Fed Board Staff and the Chair

There has been an evolution at the Federal Reserve Board involving how the staff communicates with governors, especially the Chair, and the evolution has taken a discrete step further under Powell. The old system of so-called “barons”—division directors—that substantially controlled the flow of information to governors has given way to a less formal approach where the Chair can quickly get responses from staff.  This means a speedier flow of information and interaction with a wider range of staff. This builds on the relationship and interaction with staff that has marked Powell’s tenure as a governor. This more continuous and less-formal interaction with Ph.D. economists makes sense for Powell, given that his professional background is different than that of a Ph.D. economist. But even a Chair with a Ph.D. would be well served by reforms in this direction. He will be prepared on the topics and research relevant to FOMC decisions as well as or better than his colleagues. That can only increase his influence within the FOMC. 

Information Flow Under the Barons 

When I was at the Fed, the interaction between the Board and the research staff was dominated by the so-called “barons,” the directors of the key research divisions. When I arrived, I said I wanted to consider having a staff economist working directly for me, but was discouraged by the barons, who said that this would cut me off from them. I followed this advice, and it would out well, but only because I managed to often fill my office with staff economists without the division directors. While that gave me a better flow of information,  staff mostly seemed constrained to toe the party line. Perhaps most importantly, information on important topics filtered out of the divisions only slowly, after careful vetting by the directors.  

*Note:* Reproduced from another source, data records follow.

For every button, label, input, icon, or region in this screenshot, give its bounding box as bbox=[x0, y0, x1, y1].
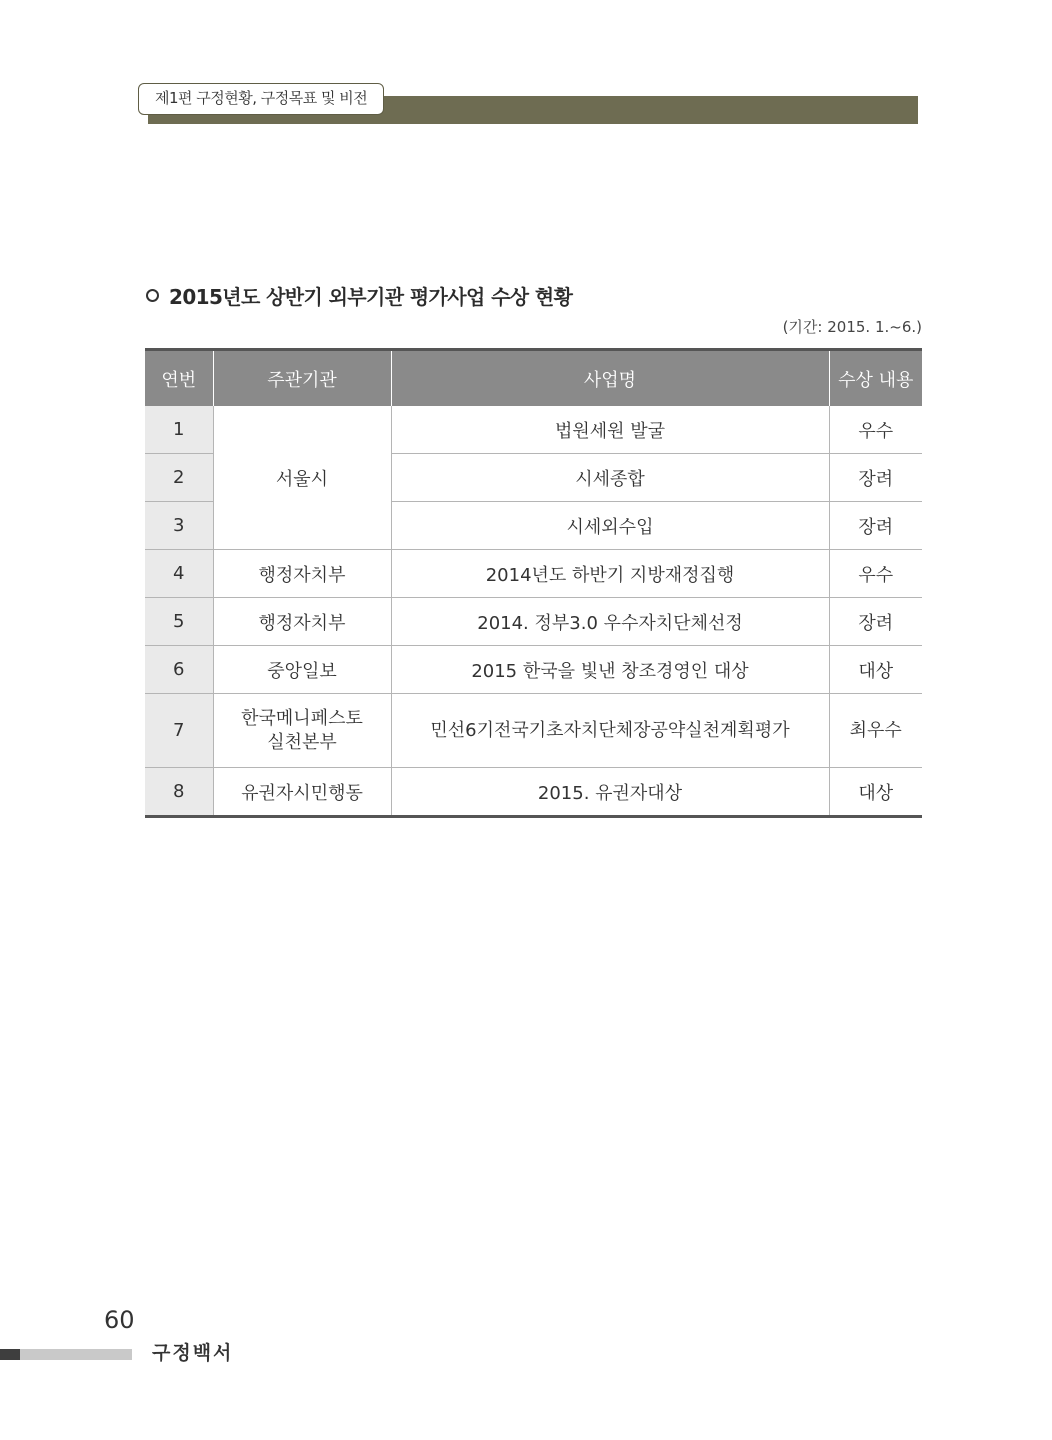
awards-table bbox=[145, 348, 922, 818]
organization-cell: 서울시 bbox=[213, 406, 391, 550]
project-cell: 민선6기전국기초자치단체장공약실천계획평가 bbox=[391, 694, 829, 768]
col-header-org: 주관기관 bbox=[213, 350, 391, 407]
organization-cell: 유권자시민행동 bbox=[213, 768, 391, 817]
period-note: (기간: 2015. 1.~6.) bbox=[782, 318, 922, 336]
col-header-award: 수상 내용 bbox=[829, 350, 922, 407]
project-cell: 법원세원 발굴 bbox=[391, 406, 829, 454]
table-row bbox=[145, 550, 922, 598]
table-header-row bbox=[145, 350, 922, 407]
project-cell: 시세종합 bbox=[391, 454, 829, 502]
award-cell: 우수 bbox=[829, 550, 922, 598]
page-number: 60 bbox=[104, 1306, 135, 1334]
award-cell: 대상 bbox=[829, 646, 922, 694]
section-title bbox=[146, 281, 572, 309]
organization-line-2: 실천본부 bbox=[267, 731, 337, 753]
project-cell: 2014. 정부3.0 우수자치단체선정 bbox=[391, 598, 829, 646]
award-cell: 장려 bbox=[829, 598, 922, 646]
award-cell: 장려 bbox=[829, 454, 922, 502]
award-cell: 장려 bbox=[829, 502, 922, 550]
col-header-project: 사업명 bbox=[391, 350, 829, 407]
row-number: 6 bbox=[145, 646, 213, 694]
organization-cell: 행정자치부 bbox=[213, 598, 391, 646]
project-cell: 2015. 유권자대상 bbox=[391, 768, 829, 817]
footer-bar-dark bbox=[0, 1349, 20, 1360]
organization-cell bbox=[213, 694, 391, 768]
award-cell: 대상 bbox=[858, 782, 894, 804]
project-cell: 2015 한국을 빛낸 창조경영인 대상 bbox=[391, 646, 829, 694]
row-number: 1 bbox=[145, 406, 213, 454]
project-cell: 2014년도 하반기 지방재정집행 bbox=[391, 550, 829, 598]
table-row bbox=[145, 768, 922, 817]
organization-line-1: 한국메니페스토 bbox=[241, 707, 363, 729]
row-number: 5 bbox=[145, 598, 213, 646]
row-number: 4 bbox=[145, 550, 213, 598]
col-header-no: 연번 bbox=[145, 350, 213, 407]
project-cell: 시세외수입 bbox=[391, 502, 829, 550]
table-row bbox=[145, 646, 922, 694]
row-number: 8 bbox=[145, 768, 213, 817]
circle-bullet-icon bbox=[146, 289, 159, 302]
table-row bbox=[145, 694, 922, 768]
organization-cell: 행정자치부 bbox=[213, 550, 391, 598]
row-number: 7 bbox=[145, 694, 213, 768]
row-number: 3 bbox=[145, 502, 213, 550]
footer-bar-light bbox=[20, 1349, 132, 1360]
organization-cell: 중앙일보 bbox=[213, 646, 391, 694]
award-cell: 우수 bbox=[829, 406, 922, 454]
award-cell: 최우수 bbox=[829, 694, 922, 768]
section-title-text: 2015년도 상반기 외부기관 평가사업 수상 현황 bbox=[169, 284, 573, 309]
book-title: 구정백서 bbox=[152, 1342, 234, 1364]
table-row bbox=[145, 598, 922, 646]
row-number: 2 bbox=[145, 454, 213, 502]
chapter-tab: 제1편 구정현황, 구정목표 및 비전 bbox=[138, 83, 384, 115]
table-row bbox=[145, 406, 922, 454]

Speedier and Less-Formal Internal Communication 

Communication from the staff loosened up under Bernanke and Yellen, with greater emphasis on hearing alternative points of view. But Powell has taken this a very large step forward, formalizing the informal process! 

Each division has assigned one or two senior staffers to respond to Powell’s requests for information,  sometimes directly and sometimes by identifying specialists within the Board staff to come and chat informally with the Chair. 

Faust and Bomfim Appointed Special Advisers to the Chair 

Powell has chosen two special advisers that report to him directly: Jon Faust, a former senior staffer at the  Board, and Antulio Bomfim, who was my partner for many years at Monetary Policy Insights before he returned to the Fed as a senior adviser in 2016. Faust served in a similar position as a special adviser to  Bernanke and Yellen from 2012 to 2014.  

Implications for Powell and the FOMC 

This process ensures that Powell will be as well prepared, and likely better prepared, for FOMC meetings than other governors and presidents. We have said that Powell was likely to be less influential within the Committee  on monetary policy matters than Bernanke and Yellen, whose judgment was highly respected because he did  

not come to the Board as an elite economist. Of course, they also depended heavily on staff input. In any case, the fact that they were clear intellectual leaders within the FOMC gave them the ability not only to build and communicate the consensus but also to shape it. We have said that Powell might not like to do more than build a consensus. To be sure, Powell had already earned respect within the Committee for his preparation for meetings, which reflected the deep relationship he had already built with the staff. But this latest change will take that process a step further.